16 February 2011 By Antony Currie

JPMorgan may struggle to shake off the stink of its association with Bernie Madoff. The imprisoned fraudster for years used accounts at the bank led by Jamie Dimon to stash and distribute cash tied up in the scheme. That prompted Irving Picard, the trustee overseeing attempts to recoup money for Madoff’s victims, to sue JPMorgan for $6.4 billion, claiming the bank was at the center of the plot. Now even the Ponzi mastermind says banks had to know what he was up to.

Unsurprisingly, JPMorgan is fighting the charges. Stephen Cutler, the bank’s general counsel, told a gathering of institutional investors on Tuesday that Picard’s accusations relied on 20/20 hindsight and took skeptical comments by employees out of context. That may be so – and JPMorgan may be guilty of no more than failing to spot a fraud that bedeviled and ensnared many others including the Securities and Exchange Commission.

But Picard’s reclamation project has gathered momentum. The estate of long-time Madoff friend and investor Jeffry Picower forked over $7.2 billion. The trustee also recovered $500 million from Swiss private bank Union Bancaire Privée. And he’s still hounding HSBC, UBS, Citi and others.

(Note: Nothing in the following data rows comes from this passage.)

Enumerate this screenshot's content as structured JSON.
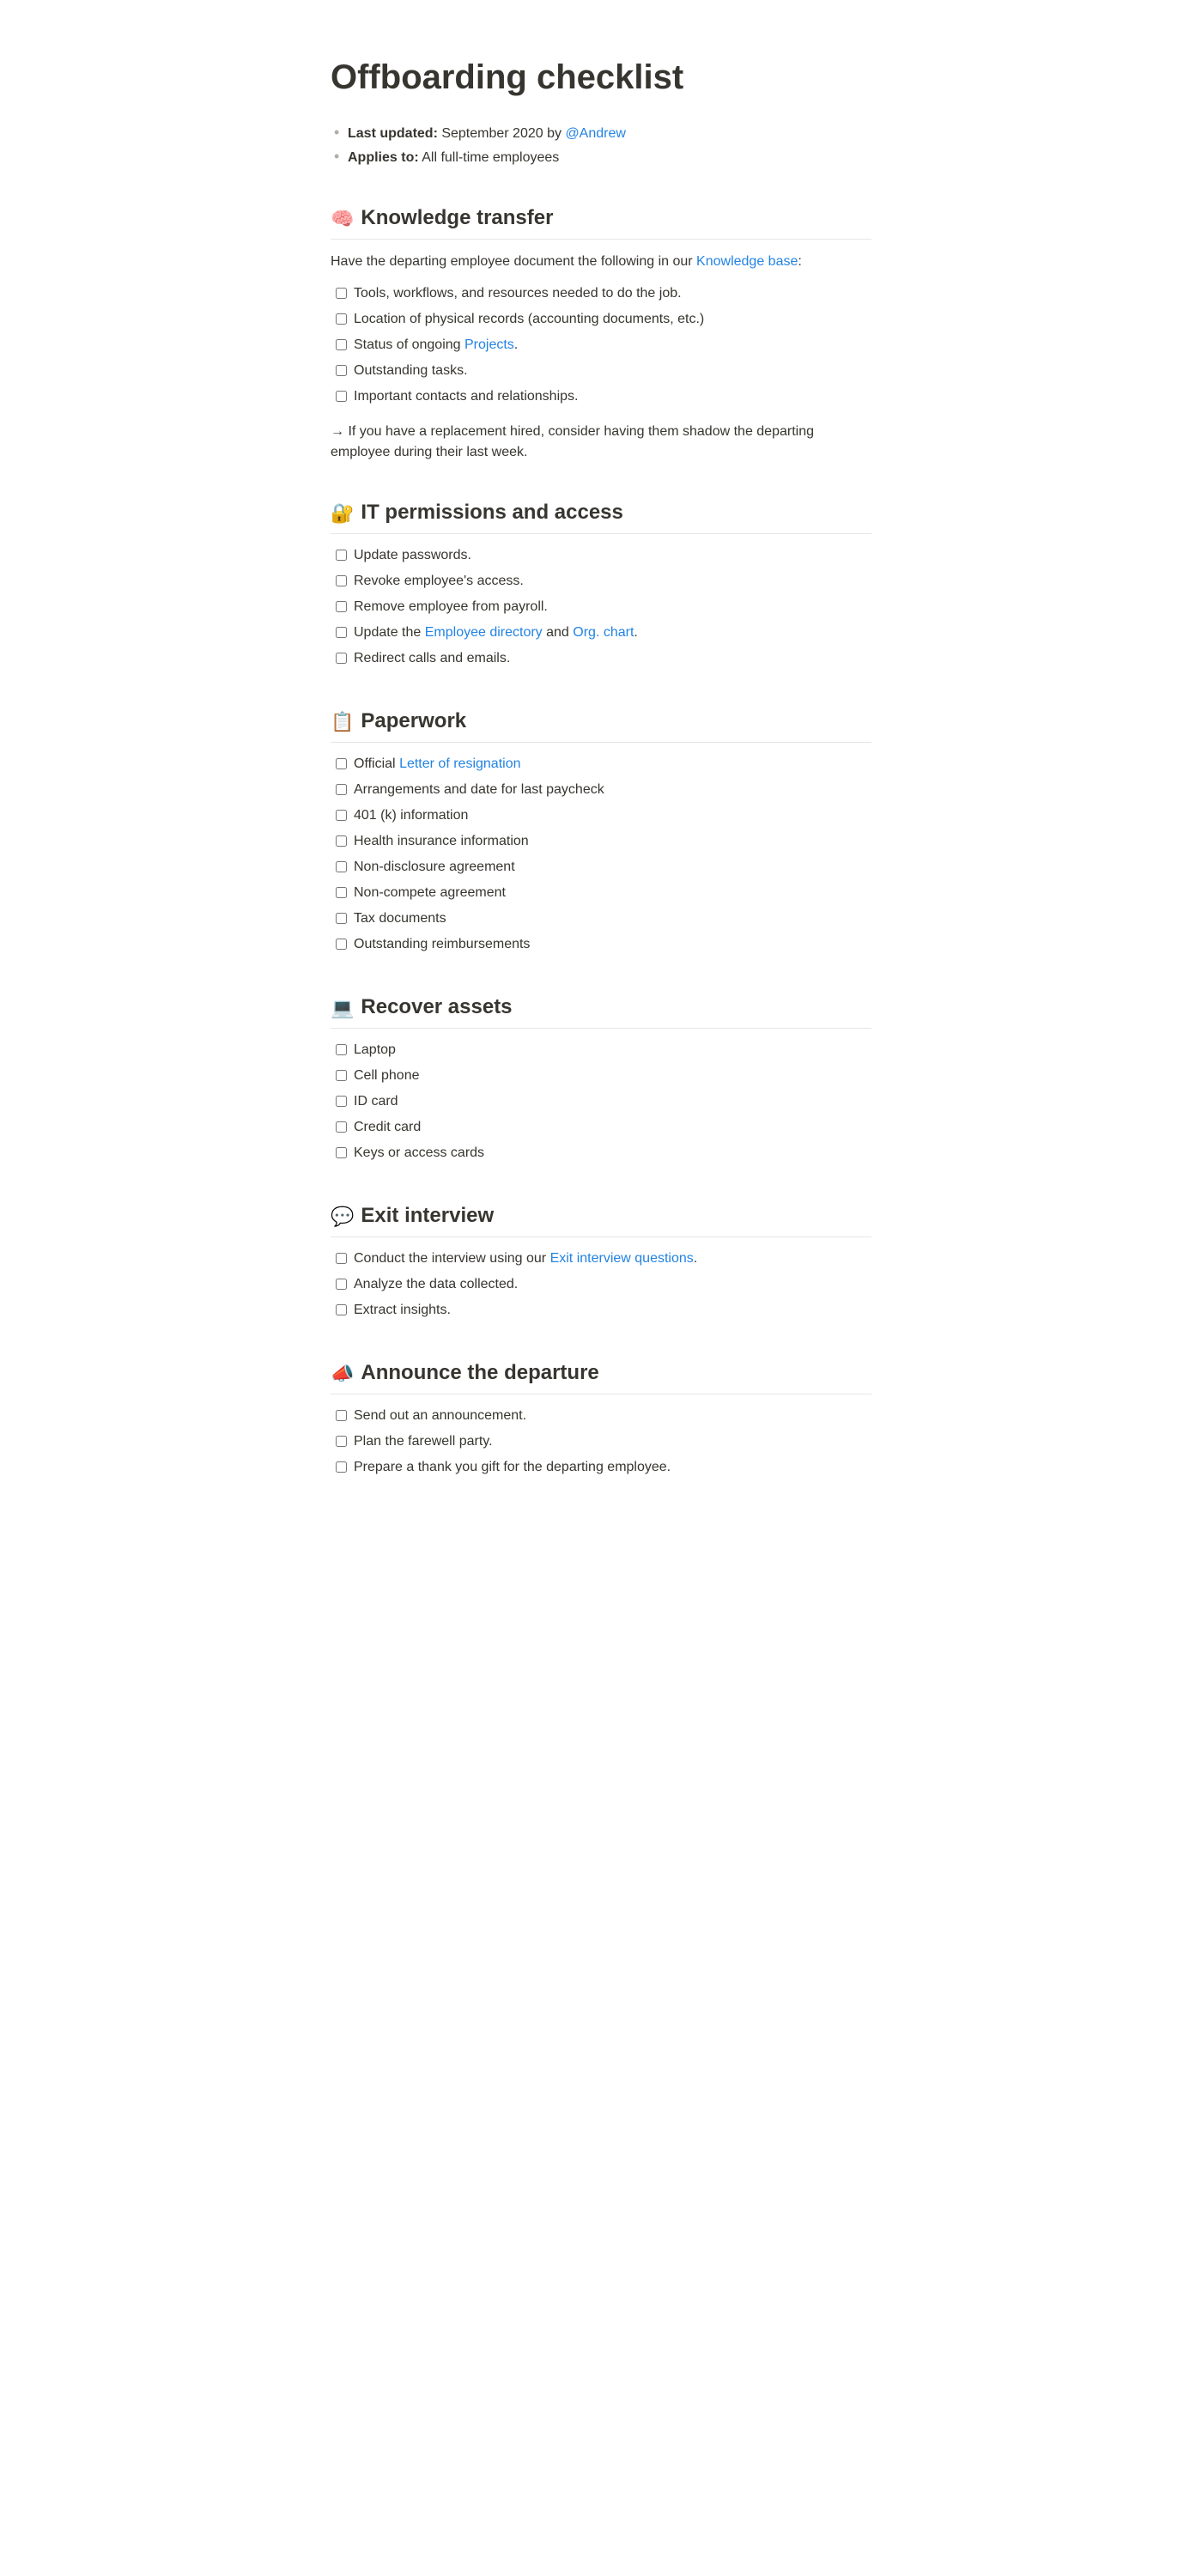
{
  "title": "Offboarding checklist",
  "meta": {
    "updated_label": "Last updated:",
    "updated_value": " September 2020 by ",
    "updated_mention": "@Andrew",
    "applies_label": "Applies to:",
    "applies_value": " All full-time employees"
  },
  "sections": {
    "knowledge": {
      "emoji": "🧠",
      "title": "Knowledge transfer",
      "intro_pre": "Have the departing employee document  the following in our ",
      "intro_link": "Knowledge base",
      "intro_post": ":",
      "items": {
        "i0": "Tools, workflows, and resources needed to do the job.",
        "i1": "Location of physical records (accounting documents, etc.)",
        "i2_pre": "Status of ongoing ",
        "i2_link": "Projects",
        "i2_post": ".",
        "i3": "Outstanding tasks.",
        "i4": "Important contacts and relationships."
      },
      "note": "→ If you have a replacement hired, consider having them shadow the departing employee during their last week."
    },
    "it": {
      "emoji": "🔐",
      "title": "IT permissions and access",
      "items": {
        "i0": "Update passwords.",
        "i1": "Revoke employee's access.",
        "i2": "Remove employee from payroll.",
        "i3_pre": "Update the ",
        "i3_link1": "Employee directory",
        "i3_mid": " and ",
        "i3_link2": "Org. chart",
        "i3_post": ".",
        "i4": "Redirect calls and emails."
      }
    },
    "paperwork": {
      "emoji": "📋",
      "title": "Paperwork",
      "items": {
        "i0_pre": "Official ",
        "i0_link": "Letter of resignation",
        "i1": "Arrangements and date for last paycheck",
        "i2": "401 (k) information",
        "i3": "Health insurance information",
        "i4": "Non-disclosure agreement",
        "i5": "Non-compete agreement",
        "i6": "Tax documents",
        "i7": "Outstanding reimbursements"
      }
    },
    "assets": {
      "emoji": "💻",
      "title": "Recover assets",
      "items": {
        "i0": "Laptop",
        "i1": "Cell phone",
        "i2": "ID card",
        "i3": "Credit card",
        "i4": "Keys or access cards"
      }
    },
    "exit": {
      "emoji": "💬",
      "title": "Exit interview",
      "items": {
        "i0_pre": "Conduct the interview using our ",
        "i0_link": "Exit interview questions",
        "i0_post": ".",
        "i1": "Analyze the data collected.",
        "i2": "Extract insights."
      }
    },
    "announce": {
      "emoji": "📣",
      "title": "Announce the departure",
      "items": {
        "i0": "Send out an announcement.",
        "i1": "Plan the farewell party.",
        "i2": "Prepare a thank you gift for the departing employee."
      }
    }
  }
}
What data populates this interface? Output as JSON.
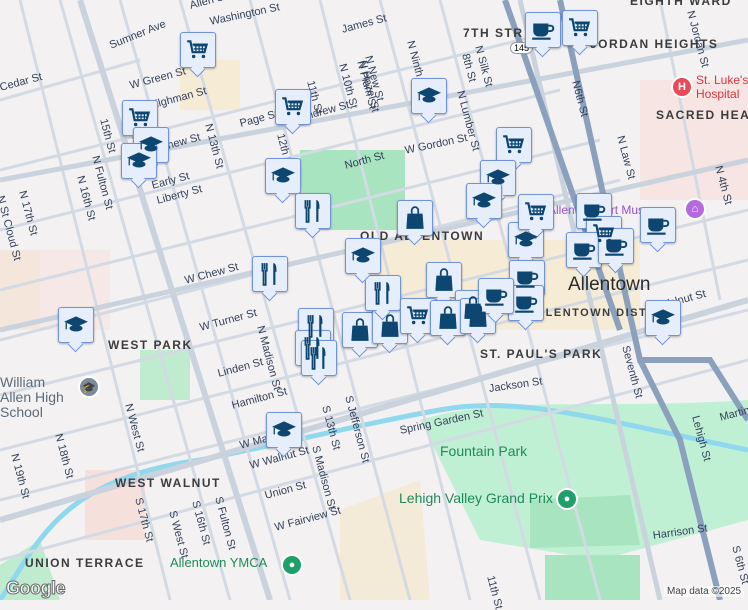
{
  "neighborhoods": {
    "eighth_ward": "EIGHTH WARD",
    "seventh_street": "7TH STR",
    "jordan_heights": "JORDAN HEIGHTS",
    "sacred_heart": "SACRED HEART",
    "old_allentown": "OLD ALLENTOWN",
    "west_park": "WEST PARK",
    "st_pauls_park": "ST. PAUL'S PARK",
    "west_walnut": "WEST WALNUT",
    "union_terrace": "UNION TERRACE",
    "downtown": "ALLENTOWN DISTRICT"
  },
  "city": "Allentown",
  "route_shield": "145",
  "pois": {
    "st_lukes": "St. Luke's Hospital",
    "art_museum": "Allentown Art Museum",
    "william_allen": "William Allen High School",
    "fountain_park": "Fountain Park",
    "grand_prix": "Lehigh Valley Grand Prix",
    "ymca": "Allentown YMCA"
  },
  "streets": [
    "Sumner Ave",
    "Washington St",
    "W Green St",
    "Tilghman St",
    "Page St",
    "Chew St",
    "Allen St",
    "Cedar St",
    "15th St",
    "N Fulton St",
    "N 16th St",
    "N 17th St",
    "N St Cloud St",
    "Early St",
    "Liberty St",
    "N 13th St",
    "12th St",
    "11th St",
    "Andrew St",
    "James St",
    "N 10th St",
    "N Plum St",
    "N Hazel St",
    "N New St",
    "N Ninth St",
    "N Silk St",
    "8th St",
    "N Lumber St",
    "North St",
    "W Gordon St",
    "W Chew St",
    "W Turner St",
    "N Madison St",
    "Linden St",
    "Hamilton St",
    "N West St",
    "N 18th St",
    "N 19th St",
    "W Maple St",
    "W Walnut St",
    "S 17th St",
    "S West St",
    "S 16th St",
    "S Fulton St",
    "S Madison St",
    "S 13th St",
    "S Jefferson St",
    "Union St",
    "W Fairview St",
    "Jackson St",
    "Spring Garden St",
    "N6th St",
    "N Law St",
    "N 4th St",
    "Seventh St",
    "Lehigh St",
    "Martin",
    "S 6th St",
    "Harrison St",
    "11th St",
    "N Jordan St",
    "Walnut St"
  ],
  "markers": [
    "cart-icon",
    "cart-icon",
    "graduation-cap-icon",
    "graduation-cap-icon",
    "cart-icon",
    "graduation-cap-icon",
    "restaurant-icon",
    "restaurant-icon",
    "graduation-cap-icon",
    "graduation-cap-icon",
    "restaurant-icon",
    "restaurant-icon",
    "restaurant-icon",
    "shopping-bag-icon",
    "shopping-bag-icon",
    "restaurant-icon",
    "coffee-icon",
    "cart-icon",
    "graduation-cap-icon",
    "cart-icon",
    "graduation-cap-icon",
    "graduation-cap-icon",
    "shopping-bag-icon",
    "graduation-cap-icon",
    "cart-icon",
    "graduation-cap-icon",
    "coffee-icon",
    "cart-icon",
    "coffee-icon",
    "coffee-icon",
    "coffee-icon",
    "shopping-bag-icon",
    "shopping-bag-icon",
    "cart-icon",
    "shopping-bag-icon",
    "shopping-bag-icon",
    "coffee-icon",
    "coffee-icon",
    "coffee-icon",
    "graduation-cap-icon"
  ],
  "footer": {
    "attribution": "Map data ©2025",
    "logo": "Google"
  }
}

It didn’t take much sniffing around to uncover enough suspicion to cause concern before the scheme collapsed. Reporters had been chasing the story on and off for years, often encouraged to investigate Madoff’s asset management business by outraged Wall Streeters convinced it was a fraud. A little digging found that some big and reputable fund managers didn’t even realize Madoff was in the business at all. But some suspicious traders couldn’t find a way to replicate Madoff’s gains and concluded he was either front-running his clients or operating a Ponzi scheme.

None could prove it though. They stayed away from Madoff all the same and advised clients to steer clear too. Just because JPMorgan and its sophisticated team of financiers continued to do business with the eventually exposed fraudster doesn’t prove it was complicit. Madoff himself is a discredited witness with an ax to grind. But his words, when added to JPMorgan’s tainted ties, the many market suspicions and Picard’s growing success, are bound to make Dimon’s resistance that much tougher to sustain.